News

Extractive Industry of Donetsk Region: What’s Needed to Achieve Transparency and Balance?
03 November 2016
Extractive Industry of Donetsk Region: What’s Needed to Achieve Transparency and Balance?
   A seminar Achieving Transparency in Extractive Industry: A Step towards Strengthening Local Financial Initiative was held in Kostiantynivka on 3 November. Speaking at the event, civic activists from various settlements in the region, representatives of regional media outlets, and local governments discussed the problems of extractive sector of the Donetsk oblast and the prospects for implementation of the Extractive Industries Transparency Initiative (EITI). The topic also got some extractive companies interested, as representatives of the Chasiv Yar Integrated Refractory Works took an active part in the discussion.
   The Donetsk region has a powerful extractive sector dominated by coalmining industry, which provides 70% of Ukraine’s total coal production, and more than 80% of coking coal. It remains a controversial, nontransparent sector, which suffers from a range of both financial and environmental problems.

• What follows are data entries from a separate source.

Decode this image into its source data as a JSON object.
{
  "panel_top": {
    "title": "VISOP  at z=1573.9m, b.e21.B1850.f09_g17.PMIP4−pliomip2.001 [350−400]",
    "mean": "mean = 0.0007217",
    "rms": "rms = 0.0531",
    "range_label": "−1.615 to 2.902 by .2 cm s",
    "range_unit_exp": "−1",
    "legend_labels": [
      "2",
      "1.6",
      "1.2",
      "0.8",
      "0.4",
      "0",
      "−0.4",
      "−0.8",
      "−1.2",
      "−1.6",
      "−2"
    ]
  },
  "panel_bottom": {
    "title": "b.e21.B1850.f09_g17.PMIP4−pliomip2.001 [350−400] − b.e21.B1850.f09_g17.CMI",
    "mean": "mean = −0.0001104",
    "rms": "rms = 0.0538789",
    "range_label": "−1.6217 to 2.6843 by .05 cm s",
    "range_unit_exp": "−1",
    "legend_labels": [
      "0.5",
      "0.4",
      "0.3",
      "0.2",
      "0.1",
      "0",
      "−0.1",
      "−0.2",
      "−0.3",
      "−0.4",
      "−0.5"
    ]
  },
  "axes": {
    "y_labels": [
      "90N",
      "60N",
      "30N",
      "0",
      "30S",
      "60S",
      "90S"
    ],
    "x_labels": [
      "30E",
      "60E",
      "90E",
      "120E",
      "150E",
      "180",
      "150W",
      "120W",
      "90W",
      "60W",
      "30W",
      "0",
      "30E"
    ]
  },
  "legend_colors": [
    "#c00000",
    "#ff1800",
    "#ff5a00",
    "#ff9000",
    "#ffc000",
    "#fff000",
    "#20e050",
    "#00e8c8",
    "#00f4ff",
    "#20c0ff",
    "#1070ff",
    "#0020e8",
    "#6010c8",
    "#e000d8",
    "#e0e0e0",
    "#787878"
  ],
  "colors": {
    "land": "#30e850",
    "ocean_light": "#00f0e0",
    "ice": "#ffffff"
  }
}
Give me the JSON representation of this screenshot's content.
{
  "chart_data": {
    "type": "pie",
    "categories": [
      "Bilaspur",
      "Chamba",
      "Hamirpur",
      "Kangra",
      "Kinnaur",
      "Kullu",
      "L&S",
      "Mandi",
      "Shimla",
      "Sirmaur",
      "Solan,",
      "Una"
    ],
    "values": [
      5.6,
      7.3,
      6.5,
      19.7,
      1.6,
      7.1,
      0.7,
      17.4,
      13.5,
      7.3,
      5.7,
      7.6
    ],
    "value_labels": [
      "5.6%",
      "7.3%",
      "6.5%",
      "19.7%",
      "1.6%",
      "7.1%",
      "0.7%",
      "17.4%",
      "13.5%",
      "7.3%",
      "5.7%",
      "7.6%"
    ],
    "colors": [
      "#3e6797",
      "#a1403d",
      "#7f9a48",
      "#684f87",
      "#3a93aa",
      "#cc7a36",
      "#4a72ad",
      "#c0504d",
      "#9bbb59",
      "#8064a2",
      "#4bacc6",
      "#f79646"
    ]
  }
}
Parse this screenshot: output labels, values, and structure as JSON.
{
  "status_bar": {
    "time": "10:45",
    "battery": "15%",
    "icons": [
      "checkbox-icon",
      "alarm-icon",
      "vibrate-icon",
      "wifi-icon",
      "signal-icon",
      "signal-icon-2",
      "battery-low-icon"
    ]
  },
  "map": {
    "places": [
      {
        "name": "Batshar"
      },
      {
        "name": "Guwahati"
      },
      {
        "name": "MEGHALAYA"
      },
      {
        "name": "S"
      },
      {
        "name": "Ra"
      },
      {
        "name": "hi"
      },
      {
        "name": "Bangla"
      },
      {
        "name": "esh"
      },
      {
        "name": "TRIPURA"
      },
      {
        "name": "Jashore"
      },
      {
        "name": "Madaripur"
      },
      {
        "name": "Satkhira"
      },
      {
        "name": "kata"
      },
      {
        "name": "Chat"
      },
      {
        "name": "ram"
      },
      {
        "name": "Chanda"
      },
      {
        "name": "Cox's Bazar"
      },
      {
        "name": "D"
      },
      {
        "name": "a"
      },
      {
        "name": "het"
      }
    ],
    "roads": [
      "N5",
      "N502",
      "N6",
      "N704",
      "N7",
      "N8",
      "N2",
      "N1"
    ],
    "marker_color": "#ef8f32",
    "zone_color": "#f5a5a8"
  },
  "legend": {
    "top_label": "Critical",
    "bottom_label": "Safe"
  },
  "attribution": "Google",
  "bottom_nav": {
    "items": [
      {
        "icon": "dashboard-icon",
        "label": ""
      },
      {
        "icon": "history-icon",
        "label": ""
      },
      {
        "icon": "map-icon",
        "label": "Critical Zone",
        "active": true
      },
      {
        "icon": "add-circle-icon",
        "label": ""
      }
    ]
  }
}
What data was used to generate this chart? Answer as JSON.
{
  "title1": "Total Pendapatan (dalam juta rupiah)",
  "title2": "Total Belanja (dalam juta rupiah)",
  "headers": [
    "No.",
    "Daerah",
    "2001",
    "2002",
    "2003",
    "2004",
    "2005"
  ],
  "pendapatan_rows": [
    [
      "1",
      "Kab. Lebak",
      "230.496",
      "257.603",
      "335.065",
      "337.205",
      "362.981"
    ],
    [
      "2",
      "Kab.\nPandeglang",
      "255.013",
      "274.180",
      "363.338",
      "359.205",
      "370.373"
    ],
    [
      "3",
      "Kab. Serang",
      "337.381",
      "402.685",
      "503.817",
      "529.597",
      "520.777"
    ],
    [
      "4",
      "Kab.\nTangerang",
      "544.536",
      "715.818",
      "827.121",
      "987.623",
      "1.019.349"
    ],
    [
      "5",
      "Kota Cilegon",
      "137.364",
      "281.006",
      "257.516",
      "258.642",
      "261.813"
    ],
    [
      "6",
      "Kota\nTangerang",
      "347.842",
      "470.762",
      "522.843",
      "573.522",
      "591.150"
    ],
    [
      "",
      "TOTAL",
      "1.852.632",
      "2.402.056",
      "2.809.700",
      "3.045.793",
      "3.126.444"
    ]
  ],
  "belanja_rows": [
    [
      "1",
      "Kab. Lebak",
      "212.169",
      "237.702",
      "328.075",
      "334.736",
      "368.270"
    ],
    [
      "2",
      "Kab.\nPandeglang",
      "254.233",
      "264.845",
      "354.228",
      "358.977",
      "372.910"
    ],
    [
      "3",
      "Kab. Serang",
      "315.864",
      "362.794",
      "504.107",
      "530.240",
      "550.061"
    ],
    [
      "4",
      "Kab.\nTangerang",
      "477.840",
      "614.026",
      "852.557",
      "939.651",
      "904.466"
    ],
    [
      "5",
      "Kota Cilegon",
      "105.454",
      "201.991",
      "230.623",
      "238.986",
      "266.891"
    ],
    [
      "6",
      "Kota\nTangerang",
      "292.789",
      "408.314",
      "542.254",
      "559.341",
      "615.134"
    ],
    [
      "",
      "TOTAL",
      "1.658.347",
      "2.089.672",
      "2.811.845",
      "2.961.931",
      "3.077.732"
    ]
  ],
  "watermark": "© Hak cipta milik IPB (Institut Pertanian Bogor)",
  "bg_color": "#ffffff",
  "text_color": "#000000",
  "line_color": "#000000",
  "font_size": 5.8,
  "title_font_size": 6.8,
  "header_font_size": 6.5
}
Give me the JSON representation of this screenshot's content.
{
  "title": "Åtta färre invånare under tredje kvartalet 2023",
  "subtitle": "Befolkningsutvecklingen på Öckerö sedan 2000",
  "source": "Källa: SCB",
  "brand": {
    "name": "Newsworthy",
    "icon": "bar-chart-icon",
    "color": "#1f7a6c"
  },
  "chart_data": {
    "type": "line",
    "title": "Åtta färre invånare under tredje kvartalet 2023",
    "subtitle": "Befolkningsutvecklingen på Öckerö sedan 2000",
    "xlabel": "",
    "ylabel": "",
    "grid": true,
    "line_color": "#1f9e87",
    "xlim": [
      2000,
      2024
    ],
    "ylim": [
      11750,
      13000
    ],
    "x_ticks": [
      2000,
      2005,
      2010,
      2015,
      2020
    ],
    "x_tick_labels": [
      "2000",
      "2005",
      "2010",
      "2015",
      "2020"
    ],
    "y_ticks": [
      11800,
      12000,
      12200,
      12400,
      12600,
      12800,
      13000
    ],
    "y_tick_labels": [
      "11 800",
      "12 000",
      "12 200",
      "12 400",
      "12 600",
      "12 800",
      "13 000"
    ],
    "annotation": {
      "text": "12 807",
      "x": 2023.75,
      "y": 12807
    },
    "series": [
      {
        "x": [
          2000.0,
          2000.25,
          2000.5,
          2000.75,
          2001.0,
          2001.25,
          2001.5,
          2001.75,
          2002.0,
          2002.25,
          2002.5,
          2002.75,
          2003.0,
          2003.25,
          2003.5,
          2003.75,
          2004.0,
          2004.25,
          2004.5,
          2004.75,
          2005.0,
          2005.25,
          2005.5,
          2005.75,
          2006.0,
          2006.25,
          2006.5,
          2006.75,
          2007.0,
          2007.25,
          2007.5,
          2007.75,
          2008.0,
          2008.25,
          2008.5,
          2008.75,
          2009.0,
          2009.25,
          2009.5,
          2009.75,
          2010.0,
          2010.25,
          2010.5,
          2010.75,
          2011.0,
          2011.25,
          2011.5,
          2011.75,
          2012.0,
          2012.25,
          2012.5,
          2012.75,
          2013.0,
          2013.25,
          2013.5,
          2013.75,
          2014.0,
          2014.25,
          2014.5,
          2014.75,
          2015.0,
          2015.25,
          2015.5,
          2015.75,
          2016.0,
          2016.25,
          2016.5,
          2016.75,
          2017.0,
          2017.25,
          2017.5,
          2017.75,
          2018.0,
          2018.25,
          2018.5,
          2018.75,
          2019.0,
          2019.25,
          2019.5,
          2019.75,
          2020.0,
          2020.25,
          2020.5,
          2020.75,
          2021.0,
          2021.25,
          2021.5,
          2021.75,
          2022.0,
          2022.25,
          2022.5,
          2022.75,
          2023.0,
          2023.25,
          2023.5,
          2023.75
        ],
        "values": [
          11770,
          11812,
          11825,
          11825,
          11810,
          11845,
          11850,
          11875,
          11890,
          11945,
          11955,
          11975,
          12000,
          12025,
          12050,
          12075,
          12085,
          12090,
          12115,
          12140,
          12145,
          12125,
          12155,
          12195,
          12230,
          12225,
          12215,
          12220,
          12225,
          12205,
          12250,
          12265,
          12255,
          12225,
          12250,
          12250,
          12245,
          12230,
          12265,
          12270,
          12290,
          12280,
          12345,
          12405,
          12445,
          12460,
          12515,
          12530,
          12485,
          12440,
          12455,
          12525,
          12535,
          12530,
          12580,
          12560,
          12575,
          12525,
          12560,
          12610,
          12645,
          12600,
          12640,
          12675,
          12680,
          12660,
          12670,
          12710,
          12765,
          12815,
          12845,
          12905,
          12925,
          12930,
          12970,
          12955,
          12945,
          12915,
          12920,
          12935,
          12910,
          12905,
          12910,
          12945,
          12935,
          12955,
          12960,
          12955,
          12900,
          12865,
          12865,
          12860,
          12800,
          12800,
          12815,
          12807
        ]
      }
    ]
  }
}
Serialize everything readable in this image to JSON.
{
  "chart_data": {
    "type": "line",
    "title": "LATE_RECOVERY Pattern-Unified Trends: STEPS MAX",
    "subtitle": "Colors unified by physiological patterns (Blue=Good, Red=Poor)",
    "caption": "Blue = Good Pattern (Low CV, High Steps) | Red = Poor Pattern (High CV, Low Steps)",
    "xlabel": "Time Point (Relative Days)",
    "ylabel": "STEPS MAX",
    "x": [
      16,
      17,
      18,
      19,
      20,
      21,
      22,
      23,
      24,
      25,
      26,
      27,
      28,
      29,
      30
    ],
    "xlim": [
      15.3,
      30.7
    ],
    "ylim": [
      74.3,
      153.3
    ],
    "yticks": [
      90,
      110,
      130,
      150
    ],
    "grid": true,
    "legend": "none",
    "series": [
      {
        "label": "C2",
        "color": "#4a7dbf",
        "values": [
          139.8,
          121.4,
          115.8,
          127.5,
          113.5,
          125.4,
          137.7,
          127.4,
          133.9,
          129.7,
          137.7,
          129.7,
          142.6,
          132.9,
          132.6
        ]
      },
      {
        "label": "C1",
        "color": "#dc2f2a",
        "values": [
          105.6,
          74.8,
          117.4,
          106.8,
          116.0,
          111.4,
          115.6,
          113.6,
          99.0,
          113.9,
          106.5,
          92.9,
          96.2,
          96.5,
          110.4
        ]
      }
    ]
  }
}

   The environmental condition of the majority of mining territories in the region is critical; heightened environmental hazard is observed in the areas of liquidated coalmines, which is accompanied by water-logging, pollution of aquifers with mine waters, subsidence etc. All those present agreed that given such environmental problems, it is essential to have a legislatively secured targeted use of environmental tax in full for environmental protection activities.
   A lively discussion emerged around the problem of redistribution of funds received from rent and other taxes paid by extractive companies. “In the Donetsk oblast, one can give lots of examples, where a coalmine take is located in the jurisdiction of one community, into whose budget taxes are paid, while waste with all the adverse environmental consequences and hazards to the population is dumped into another community, and this matter remains unregulated in the Ukrainian legislation,” says Lina Pliushchakova, editor of the Ekologiia promyslovoho kraiu (Ecology of the industrial region) regional newspaper.
Maria Nykytiuk, a representative of the Donetsk Oblast State Administration, spoke in support of EITI implementation, underlining that both local governments and the public are interested in receiving open information about the volume of raw materials extraction and actual revenues of coalmining enterprises.
   Therefore, alongside information disclosure, the priority task on the Ukraine EITI (UAEITI) agenda is improving the legislative framework for the extractive sector. For the time being, territorial communities are looking for ways of establishing mutually beneficial partnerships with extractive companies. 
    Experts of the NOVA Energia NGO shared some success stories of such collaboration and presented the main phases in developing a joint strategy for improving infrastructure in a region with extractive companies.
   The analysis of licenses for extraction of oil, natural gas, gas condensate, and coal in the Donetsk oblast conducted by experts of the NOVA Energia NGO under the Municipal Finance Strengthening Initiative (MFSI-II) Roll-out Project with regard to assisting in realization of the Extractive Industries    Transparency Initiative (EITI) in Ukraine, has shown that a significant proportion of them (about 40%) will expire in 2017-2020, which would allow territorial communities in the nearest future to negotiate with extractive companies regarding license extensions already on the new terms, which would meet the criteria of honest partnership and environmental safety.